Doorbells – once a simple button that interrupts a circuit – are now made smart with an app and a camera. Counter top kitchen appliances are now smart and connected to the network to download recipes, for a subscription. Alarm clocks come with downloadable jingles to wake you up to, also for a monthly fee. Self-directed language training is now in apps, that again, are subscription based rather than books and CDs.

So it’s not just that the things made by tech companies are more frail, it’s that tech companies are eating up entire categories of appliances and things from companies that had different priorities. No one could get away in the old days with a doorbell that didn’t work some of the time, or a kitchen top appliance that didn’t work some of the time, etc. But with those same products from tech companies, people have been conditioned to accept it may not work.

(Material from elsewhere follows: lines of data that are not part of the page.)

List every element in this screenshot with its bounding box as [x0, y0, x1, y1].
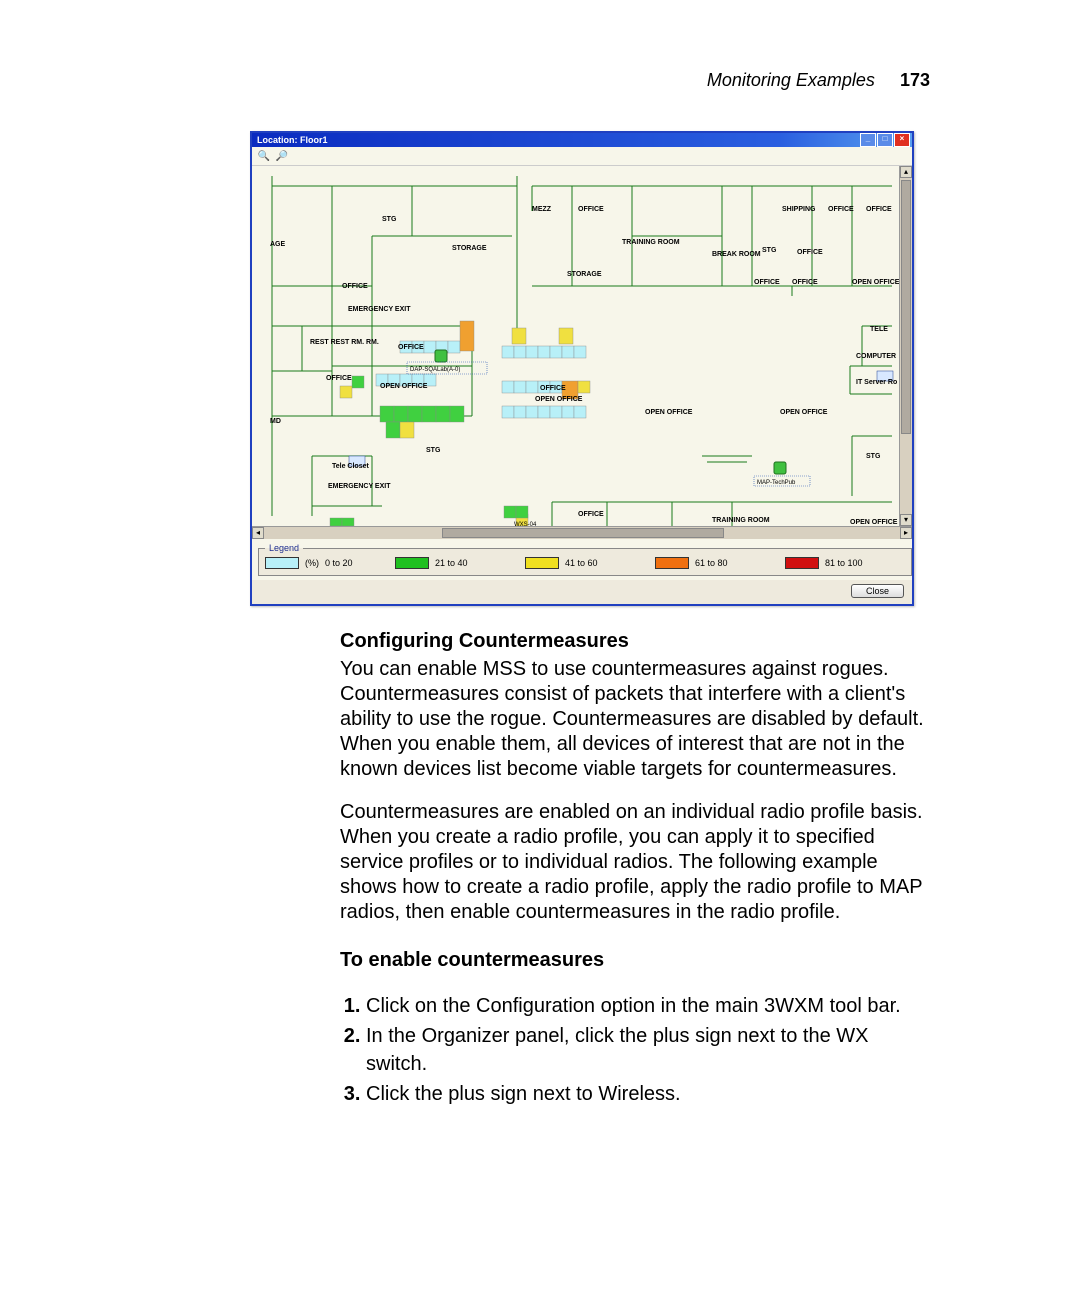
svg-text:IT Server Ro: IT Server Ro [856, 379, 897, 386]
legend-axis-unit: (%) [305, 558, 319, 568]
legend-title: Legend [265, 543, 303, 553]
horizontal-scrollbar[interactable]: ◂ ▸ [252, 526, 912, 539]
svg-text:EMERGENCY EXIT: EMERGENCY EXIT [348, 306, 411, 313]
legend-swatch-0: (%) 0 to 20 [265, 557, 385, 569]
legend-swatch-4: 81 to 100 [785, 557, 905, 569]
section-title: Monitoring Examples [707, 70, 875, 90]
close-button[interactable]: Close [851, 584, 904, 598]
svg-text:TRAINING ROOM: TRAINING ROOM [712, 517, 770, 524]
page-number: 173 [900, 70, 930, 90]
horizontal-scroll-thumb[interactable] [442, 528, 724, 538]
zoom-out-icon[interactable]: 🔎 [276, 150, 288, 162]
svg-text:OFFICE: OFFICE [342, 283, 368, 290]
svg-text:OPEN OFFICE: OPEN OFFICE [645, 409, 693, 416]
svg-text:COMPUTER: COMPUTER [856, 353, 896, 360]
svg-text:OPEN OFFICE: OPEN OFFICE [380, 383, 428, 390]
svg-text:TELE: TELE [870, 326, 888, 333]
steps-list: Click on the Configuration option in the… [340, 992, 930, 1108]
paragraph-cm-2: Countermeasures are enabled on an indivi… [340, 800, 930, 925]
legend-label-0: 0 to 20 [325, 558, 353, 568]
svg-text:STG: STG [382, 216, 397, 223]
vertical-scroll-thumb[interactable] [901, 180, 911, 434]
svg-text:STG: STG [426, 447, 441, 454]
svg-text:SHIPPING: SHIPPING [782, 206, 816, 213]
svg-text:OFFICE: OFFICE [797, 249, 823, 256]
step-3: Click the plus sign next to Wireless. [366, 1080, 930, 1108]
scroll-left-arrow[interactable]: ◂ [252, 527, 264, 539]
svg-text:OPEN OFFICE: OPEN OFFICE [852, 279, 900, 286]
scroll-right-arrow[interactable]: ▸ [900, 527, 912, 539]
paragraph-cm-1: You can enable MSS to use countermeasure… [340, 657, 930, 782]
zoom-in-icon[interactable]: 🔍 [258, 150, 270, 162]
svg-text:MEZZ: MEZZ [532, 206, 552, 213]
svg-text:OPEN OFFICE: OPEN OFFICE [535, 396, 583, 403]
svg-text:Tele Closet: Tele Closet [332, 463, 369, 470]
legend-box: Legend (%) 0 to 20 21 to 40 41 to 60 61 … [258, 543, 912, 576]
svg-text:OFFICE: OFFICE [866, 206, 892, 213]
svg-text:EMERGENCY EXIT: EMERGENCY EXIT [328, 483, 391, 490]
svg-text:TRAINING ROOM: TRAINING ROOM [622, 239, 680, 246]
svg-text:OFFICE: OFFICE [792, 279, 818, 286]
ap-label-map: MAP-TechPub [757, 480, 796, 486]
location-window: Location: Floor1 _ □ × 🔍 🔎 ▴ ▾ [250, 131, 914, 606]
svg-text:OFFICE: OFFICE [578, 511, 604, 518]
floorplan-canvas[interactable]: ▴ ▾ [252, 166, 912, 526]
svg-text:MD: MD [270, 418, 281, 425]
step-2: In the Organizer panel, click the plus s… [366, 1022, 930, 1078]
running-header: Monitoring Examples 173 [150, 70, 930, 91]
scroll-up-arrow[interactable]: ▴ [900, 166, 912, 178]
legend-label-1: 21 to 40 [435, 558, 468, 568]
ap-label-dap: DAP-SQALab(A-0) [410, 367, 460, 373]
titlebar[interactable]: Location: Floor1 _ □ × [252, 133, 912, 147]
legend-swatch-3: 61 to 80 [655, 557, 775, 569]
toolbar: 🔍 🔎 [252, 147, 912, 166]
svg-text:AGE: AGE [270, 241, 286, 248]
svg-text:REST REST RM. RM.: REST REST RM. RM. [310, 339, 379, 346]
svg-text:OFFICE: OFFICE [578, 206, 604, 213]
svg-text:OFFICE: OFFICE [828, 206, 854, 213]
window-title: Location: Floor1 [254, 135, 859, 145]
svg-text:OFFICE: OFFICE [326, 375, 352, 382]
svg-text:OFFICE: OFFICE [540, 385, 566, 392]
window-close-button[interactable]: × [894, 133, 910, 147]
legend-label-2: 41 to 60 [565, 558, 598, 568]
svg-text:OFFICE: OFFICE [754, 279, 780, 286]
svg-text:STORAGE: STORAGE [567, 271, 602, 278]
window-maximize-button[interactable]: □ [877, 133, 893, 147]
step-1: Click on the Configuration option in the… [366, 992, 930, 1020]
legend-label-3: 61 to 80 [695, 558, 728, 568]
svg-text:STG: STG [866, 453, 881, 460]
window-minimize-button[interactable]: _ [860, 133, 876, 147]
legend-swatch-2: 41 to 60 [525, 557, 645, 569]
svg-text:OFFICE: OFFICE [398, 344, 424, 351]
svg-text:STORAGE: STORAGE [452, 245, 487, 252]
svg-text:OPEN OFFICE: OPEN OFFICE [850, 519, 898, 526]
dialog-button-bar: Close [252, 580, 912, 604]
heading-configuring: Configuring Countermeasures [340, 630, 930, 653]
scroll-down-arrow[interactable]: ▾ [900, 514, 912, 526]
svg-text:STG: STG [762, 247, 777, 254]
floorplan-svg: DAP-SQALab(A-0) MAP-TechPub WXS-04 STG M… [252, 166, 900, 526]
legend-swatch-1: 21 to 40 [395, 557, 515, 569]
legend-label-4: 81 to 100 [825, 558, 863, 568]
svg-text:BREAK ROOM: BREAK ROOM [712, 251, 761, 258]
svg-text:OPEN OFFICE: OPEN OFFICE [780, 409, 828, 416]
heading-enable: To enable countermeasures [340, 949, 930, 972]
vertical-scrollbar[interactable]: ▴ ▾ [899, 166, 912, 526]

There’s another element to tech companies producing these things we use, which is enshitification. Reducing costs to remain competitive is a familiar trend for many companies but this is on another level. The initial experience that people got with tech company products was often subsidized with investor funds. When investors later wants returns, tech companies then rush to exploit customer dependence for cash. The alternatives no longer being commonplace, most customers begrudgingly accept it. The old model of making customers happy, or even the product good, is dead.

Retro tech as a path to sanity

This change did not happen all at once. It really kicked off with the arrival of smart phones and the proliferation of broadband.

Smart phones started the trend of offloading product functionality of physical devices to apps, with servers to bind them. The proliferation of broadband made subscription-only models that depended on always-on internet connections palatable to companies. The unreliability that this all introduced entered our lives gradually. People buying into the superficial selling points had them replace reliable devices from the unreliable ones produced by tech companies, driving the former companies out of business.

Embracing vintage tech has been for me a breath of fresh air. I have old school solar-powered watches that always tell the time. I have books and typewriters that all work as advertised. I have a retro console.

I got rid of all my smart tech safe for my phone, which is unfortunately a minimum requirement to operate in a 2026 world. My TV has some smarts too, but when it fails, I have Blu Rays and a radio.

It doesn’t have to be like this. There’s a number of technologies that are way better today, like warm LED lighting, portable solar panels, flat-screen televisions, 3d printers, etc. I think with some regulation to prevent everything from being landfill after a few years, we could get to a place where we reach dependability, but it won’t happen with consumer preference alone.